Le monde se mobilise face à la crise

le 25 octobre 2008 à 18h32 , mis à jour le 25 octobre 2008 à 18h36

Les appels à une réforme en profondeur du système financier lancés au sommet de l'Asem trouvent de nombreux échos, y compris à l'Onu.

[Expiré] [Expiré] L'inquiétude règne sur les Bourses mondials alors que s'enchaînent les krachs. Ici, un groupe de visiteurs à la Bourse de Sao Paulo, le 9 octobre © AFP PHOTO/Mauricio LIMA

Les appels à une profonde réforme du système financier international se multiplient face à une crise financière et économique qui se mondialise rapidement, tandis que les marchés financiers, saisis par la panique, se préparent à une nouvelle semaine noire. "Nous avons besoin d'innovation financière pour mieux servir l'économie, mais avons encore plus besoin d'une plus grande régulation pour assurer la stabilité financière", a lancé samedi le Premier ministre chinois Wen Jiabao, à l'issue du sommet Asie-Europe qui a réuni à Pékin 43 pays d'Asie et d'Europe.
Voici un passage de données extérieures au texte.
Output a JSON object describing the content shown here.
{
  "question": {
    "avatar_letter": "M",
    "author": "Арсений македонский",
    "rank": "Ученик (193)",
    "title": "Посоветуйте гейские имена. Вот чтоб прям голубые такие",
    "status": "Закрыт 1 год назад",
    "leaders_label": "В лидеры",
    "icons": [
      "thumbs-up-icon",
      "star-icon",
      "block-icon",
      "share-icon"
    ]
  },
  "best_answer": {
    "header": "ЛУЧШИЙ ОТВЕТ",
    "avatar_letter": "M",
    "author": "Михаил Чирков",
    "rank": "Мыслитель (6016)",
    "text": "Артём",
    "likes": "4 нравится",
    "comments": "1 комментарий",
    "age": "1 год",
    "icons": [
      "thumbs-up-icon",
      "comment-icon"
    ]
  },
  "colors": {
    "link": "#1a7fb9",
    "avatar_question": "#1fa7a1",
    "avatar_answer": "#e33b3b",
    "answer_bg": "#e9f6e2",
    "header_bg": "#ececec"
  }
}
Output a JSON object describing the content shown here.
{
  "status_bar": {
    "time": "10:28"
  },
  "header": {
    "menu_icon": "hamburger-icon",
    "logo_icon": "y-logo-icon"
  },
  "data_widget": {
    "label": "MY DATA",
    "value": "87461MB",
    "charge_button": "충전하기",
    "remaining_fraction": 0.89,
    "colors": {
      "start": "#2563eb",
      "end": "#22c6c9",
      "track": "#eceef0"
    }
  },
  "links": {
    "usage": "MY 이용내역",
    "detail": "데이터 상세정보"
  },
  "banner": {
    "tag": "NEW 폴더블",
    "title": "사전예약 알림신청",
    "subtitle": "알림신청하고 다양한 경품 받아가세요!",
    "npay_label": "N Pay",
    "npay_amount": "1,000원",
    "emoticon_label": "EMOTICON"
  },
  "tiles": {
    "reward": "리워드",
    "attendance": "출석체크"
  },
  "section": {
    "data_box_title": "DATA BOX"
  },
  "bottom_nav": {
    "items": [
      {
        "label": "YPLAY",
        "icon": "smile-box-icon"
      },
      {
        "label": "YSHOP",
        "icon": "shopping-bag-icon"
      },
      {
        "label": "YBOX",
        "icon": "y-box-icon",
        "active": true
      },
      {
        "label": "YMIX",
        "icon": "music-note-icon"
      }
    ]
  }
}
Pour sa part, le président français Nicolas Sarkozy a souligné à Pékin que le sommet du G20, prévu le 15 novembre à Washington, devait déboucher sur du concret.

La crise financière va durer au moins jusqu'à la fin 2009, a prévenu le ministre allemand des Finances Peer Steinbrück dans un entretien à paraître dimanche dans le quotidien Bild am Sonntag. "Le risque d'un effondrement est encore loin d'être passé. Il serait erroné de lever l'alerte", a affirmé le ministre social-démocrate. Et les appels lancés au sommet de l'Asem trouvent de nombreux relais dans le monde. Le secrétaire général de l'Onu, Ban Ki-moon, a ainsi appelé vendredi à la mise sur pied d'une "nouvelle solidarité mondiale" pour que les pays pauvres ne fassent pas les frais de la crise financière et économique. "La crise actuelle va affecter tous les pays mais ceux qui en souffriront le plus seront probablement ceux qui en sont le moins responsables, les pays pauvres en développement", a affirmé Ban Ki-moon, à l'issue d'une réunion des chefs des principales agences de l'Onu, du FMI et de la Banque mondiale.
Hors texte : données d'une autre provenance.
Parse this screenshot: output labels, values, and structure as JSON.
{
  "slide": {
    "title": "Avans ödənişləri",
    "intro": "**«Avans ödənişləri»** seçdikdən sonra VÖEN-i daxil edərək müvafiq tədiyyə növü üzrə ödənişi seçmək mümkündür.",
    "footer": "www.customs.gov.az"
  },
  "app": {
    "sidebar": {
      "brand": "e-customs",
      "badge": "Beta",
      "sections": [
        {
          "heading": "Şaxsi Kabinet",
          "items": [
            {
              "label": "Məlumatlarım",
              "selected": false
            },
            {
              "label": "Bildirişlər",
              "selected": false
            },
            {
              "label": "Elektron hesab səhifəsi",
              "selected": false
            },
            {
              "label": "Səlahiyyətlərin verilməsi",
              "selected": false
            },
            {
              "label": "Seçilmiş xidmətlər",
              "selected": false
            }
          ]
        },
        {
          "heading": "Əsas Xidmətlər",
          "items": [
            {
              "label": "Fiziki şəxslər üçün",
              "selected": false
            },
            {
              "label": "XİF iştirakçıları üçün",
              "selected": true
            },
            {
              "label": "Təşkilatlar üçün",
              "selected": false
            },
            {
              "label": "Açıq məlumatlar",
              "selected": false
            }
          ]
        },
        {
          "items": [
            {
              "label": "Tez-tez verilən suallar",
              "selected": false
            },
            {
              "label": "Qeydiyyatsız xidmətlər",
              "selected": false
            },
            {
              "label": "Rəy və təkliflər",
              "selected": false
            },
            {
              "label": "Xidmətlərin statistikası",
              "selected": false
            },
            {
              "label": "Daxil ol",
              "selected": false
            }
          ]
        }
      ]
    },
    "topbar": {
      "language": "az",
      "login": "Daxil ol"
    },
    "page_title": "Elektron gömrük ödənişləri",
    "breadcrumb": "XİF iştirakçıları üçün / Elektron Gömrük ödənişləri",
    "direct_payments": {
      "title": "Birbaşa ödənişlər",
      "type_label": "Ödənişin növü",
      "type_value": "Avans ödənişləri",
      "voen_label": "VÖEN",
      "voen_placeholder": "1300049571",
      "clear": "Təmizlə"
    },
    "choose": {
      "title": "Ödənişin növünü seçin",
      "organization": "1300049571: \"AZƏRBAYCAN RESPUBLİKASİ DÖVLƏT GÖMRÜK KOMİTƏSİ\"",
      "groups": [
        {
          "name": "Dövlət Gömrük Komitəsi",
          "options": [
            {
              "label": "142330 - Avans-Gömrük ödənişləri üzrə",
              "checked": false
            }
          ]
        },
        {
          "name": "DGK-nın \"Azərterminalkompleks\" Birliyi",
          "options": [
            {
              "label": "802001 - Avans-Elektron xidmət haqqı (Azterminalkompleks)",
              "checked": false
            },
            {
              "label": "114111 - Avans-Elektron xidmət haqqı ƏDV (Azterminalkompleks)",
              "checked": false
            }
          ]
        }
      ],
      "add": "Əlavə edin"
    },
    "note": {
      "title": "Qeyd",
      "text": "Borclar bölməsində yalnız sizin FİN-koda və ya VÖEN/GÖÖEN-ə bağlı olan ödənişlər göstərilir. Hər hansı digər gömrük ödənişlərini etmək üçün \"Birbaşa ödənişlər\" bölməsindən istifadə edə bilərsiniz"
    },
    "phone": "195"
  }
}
Les mauvaises nouvelles économiques s'accumulent

Car après les marchés boursiers, les banques et les grandes entreprises de divers secteurs, plusieurs pays du monde entier se retrouvent au bord de la faillite, dont certains qui affichaient encore récemment une belle santé. Brésil, Afrique du Sud, Argentine, Turquie, Serbie, Mexique ou Corée du Sud pourraient, selon la presse américaine, devoir faire appel à une aide du FMI. Pakistan, Ukraine, Biélorussie et Hongrie sont déjà en discussion avec le FMI, qui dispose de quelque 200 milliards de dollars et pourrait faire appel au soutien de certaines grandes banques centrales. Avec un prêt de 2,1 milliards de dollars, l'Islande est devenue vendredi le premier pays occidental depuis 1976 à recourir à un emprunt auprès du FMI. "Même si certaines conditions politiques seront toujours attachées aux prêts du FMI, les conditions seront moins nombreuses et plus ciblées que par le passé", a assuré le directeur général du FMI Dominique Strauss-Kahn en évoquant le "choc financier le plus dangereux depuis les années 1930".
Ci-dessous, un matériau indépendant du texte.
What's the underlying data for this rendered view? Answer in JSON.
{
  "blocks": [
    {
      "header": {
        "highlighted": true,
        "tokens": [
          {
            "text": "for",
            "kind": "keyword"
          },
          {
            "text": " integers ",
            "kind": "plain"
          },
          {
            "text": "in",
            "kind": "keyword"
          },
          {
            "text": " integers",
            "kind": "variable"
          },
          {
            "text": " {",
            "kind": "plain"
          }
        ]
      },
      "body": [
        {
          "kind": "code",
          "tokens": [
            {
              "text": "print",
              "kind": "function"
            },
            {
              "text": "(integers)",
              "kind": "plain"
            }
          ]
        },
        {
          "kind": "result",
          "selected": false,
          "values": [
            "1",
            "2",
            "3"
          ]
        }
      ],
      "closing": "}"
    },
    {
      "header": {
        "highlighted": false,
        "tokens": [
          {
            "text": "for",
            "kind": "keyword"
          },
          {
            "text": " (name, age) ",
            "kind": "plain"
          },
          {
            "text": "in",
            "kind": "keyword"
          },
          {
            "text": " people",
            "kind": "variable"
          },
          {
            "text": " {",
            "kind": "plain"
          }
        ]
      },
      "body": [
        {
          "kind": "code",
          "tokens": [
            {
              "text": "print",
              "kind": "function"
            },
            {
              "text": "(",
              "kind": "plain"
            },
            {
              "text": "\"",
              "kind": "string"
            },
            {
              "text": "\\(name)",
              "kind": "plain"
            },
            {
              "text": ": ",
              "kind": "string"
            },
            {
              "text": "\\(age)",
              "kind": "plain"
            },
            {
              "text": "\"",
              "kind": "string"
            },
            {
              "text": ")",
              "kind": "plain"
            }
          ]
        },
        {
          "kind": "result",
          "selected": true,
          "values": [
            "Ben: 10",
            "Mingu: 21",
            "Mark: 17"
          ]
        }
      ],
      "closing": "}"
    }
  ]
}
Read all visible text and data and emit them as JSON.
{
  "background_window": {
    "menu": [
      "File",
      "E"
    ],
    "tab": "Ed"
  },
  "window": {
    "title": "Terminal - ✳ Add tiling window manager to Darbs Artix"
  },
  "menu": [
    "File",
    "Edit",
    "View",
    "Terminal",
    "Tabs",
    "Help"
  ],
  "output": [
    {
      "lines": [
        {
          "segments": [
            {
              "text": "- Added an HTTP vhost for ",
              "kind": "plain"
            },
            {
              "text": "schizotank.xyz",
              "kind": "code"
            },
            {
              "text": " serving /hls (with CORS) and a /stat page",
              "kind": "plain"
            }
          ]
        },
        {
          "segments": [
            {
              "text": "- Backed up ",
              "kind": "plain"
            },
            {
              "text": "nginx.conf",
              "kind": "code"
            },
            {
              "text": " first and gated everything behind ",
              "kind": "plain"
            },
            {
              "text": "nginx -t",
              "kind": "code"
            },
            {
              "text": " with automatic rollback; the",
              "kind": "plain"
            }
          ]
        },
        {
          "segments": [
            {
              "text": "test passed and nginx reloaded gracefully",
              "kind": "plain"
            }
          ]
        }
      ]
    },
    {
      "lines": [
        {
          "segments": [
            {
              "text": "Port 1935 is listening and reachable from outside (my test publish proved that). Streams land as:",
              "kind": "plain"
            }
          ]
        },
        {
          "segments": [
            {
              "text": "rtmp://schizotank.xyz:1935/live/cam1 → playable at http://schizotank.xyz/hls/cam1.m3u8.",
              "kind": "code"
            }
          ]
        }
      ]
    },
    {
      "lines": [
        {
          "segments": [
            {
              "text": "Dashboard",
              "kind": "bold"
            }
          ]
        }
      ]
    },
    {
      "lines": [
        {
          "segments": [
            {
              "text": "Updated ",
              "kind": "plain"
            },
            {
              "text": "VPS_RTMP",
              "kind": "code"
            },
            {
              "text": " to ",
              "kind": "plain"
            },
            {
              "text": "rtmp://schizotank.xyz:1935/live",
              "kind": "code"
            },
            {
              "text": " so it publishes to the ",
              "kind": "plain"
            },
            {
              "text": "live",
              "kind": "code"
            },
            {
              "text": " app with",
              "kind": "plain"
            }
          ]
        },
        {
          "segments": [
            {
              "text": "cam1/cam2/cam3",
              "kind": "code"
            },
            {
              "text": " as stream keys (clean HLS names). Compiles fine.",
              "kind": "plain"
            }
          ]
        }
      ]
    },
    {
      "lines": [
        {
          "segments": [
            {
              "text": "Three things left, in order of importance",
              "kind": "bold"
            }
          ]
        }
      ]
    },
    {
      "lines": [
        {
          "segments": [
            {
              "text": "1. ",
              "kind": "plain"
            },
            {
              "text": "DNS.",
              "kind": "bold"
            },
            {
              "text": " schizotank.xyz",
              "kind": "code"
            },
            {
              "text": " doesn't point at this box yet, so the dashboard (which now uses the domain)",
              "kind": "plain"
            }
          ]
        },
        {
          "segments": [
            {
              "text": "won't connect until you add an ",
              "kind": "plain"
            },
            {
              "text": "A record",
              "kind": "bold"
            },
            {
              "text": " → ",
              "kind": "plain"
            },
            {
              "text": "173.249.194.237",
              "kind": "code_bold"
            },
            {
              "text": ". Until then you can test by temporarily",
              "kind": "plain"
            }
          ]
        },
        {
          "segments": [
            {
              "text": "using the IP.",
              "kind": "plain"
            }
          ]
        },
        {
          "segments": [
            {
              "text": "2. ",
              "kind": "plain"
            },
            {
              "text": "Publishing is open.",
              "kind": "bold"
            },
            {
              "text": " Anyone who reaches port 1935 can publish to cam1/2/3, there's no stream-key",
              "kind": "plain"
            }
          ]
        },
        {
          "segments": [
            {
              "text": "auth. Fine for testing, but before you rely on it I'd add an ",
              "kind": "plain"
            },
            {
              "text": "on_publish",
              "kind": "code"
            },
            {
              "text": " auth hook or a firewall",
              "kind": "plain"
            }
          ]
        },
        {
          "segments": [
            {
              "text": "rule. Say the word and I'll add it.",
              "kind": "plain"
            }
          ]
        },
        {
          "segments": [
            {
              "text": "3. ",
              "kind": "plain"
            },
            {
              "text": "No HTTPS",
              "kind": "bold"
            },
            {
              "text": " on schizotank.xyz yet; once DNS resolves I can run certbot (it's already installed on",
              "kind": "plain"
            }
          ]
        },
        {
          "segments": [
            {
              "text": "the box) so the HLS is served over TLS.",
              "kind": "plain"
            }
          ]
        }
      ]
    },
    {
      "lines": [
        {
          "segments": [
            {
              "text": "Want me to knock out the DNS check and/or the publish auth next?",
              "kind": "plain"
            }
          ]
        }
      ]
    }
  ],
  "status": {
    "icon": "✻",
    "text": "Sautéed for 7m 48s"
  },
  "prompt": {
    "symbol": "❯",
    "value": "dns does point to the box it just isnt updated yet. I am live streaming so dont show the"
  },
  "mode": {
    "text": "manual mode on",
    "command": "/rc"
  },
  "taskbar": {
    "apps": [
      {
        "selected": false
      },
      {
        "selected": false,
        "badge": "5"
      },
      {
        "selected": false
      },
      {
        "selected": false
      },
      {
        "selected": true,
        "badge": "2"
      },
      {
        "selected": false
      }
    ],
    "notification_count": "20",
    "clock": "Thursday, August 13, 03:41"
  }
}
Mais trois semaines avant le sommet de Washington, les mauvaises nouvelles économiques s'accumulent et la tempête n'en finit de pas de souffler sur les marchés financiers. Les Bourses de Tokyo et Wall Street sont tombées vendredi à leur plus bas niveau depuis avril 2003. Celle de Paris à perdu 43% depuis le début de l'année. Rare marché ouvert le samedi, la Bourse d'Arabie saoudite cédait plus de 9% quelques minutes à peine après le début des transactions.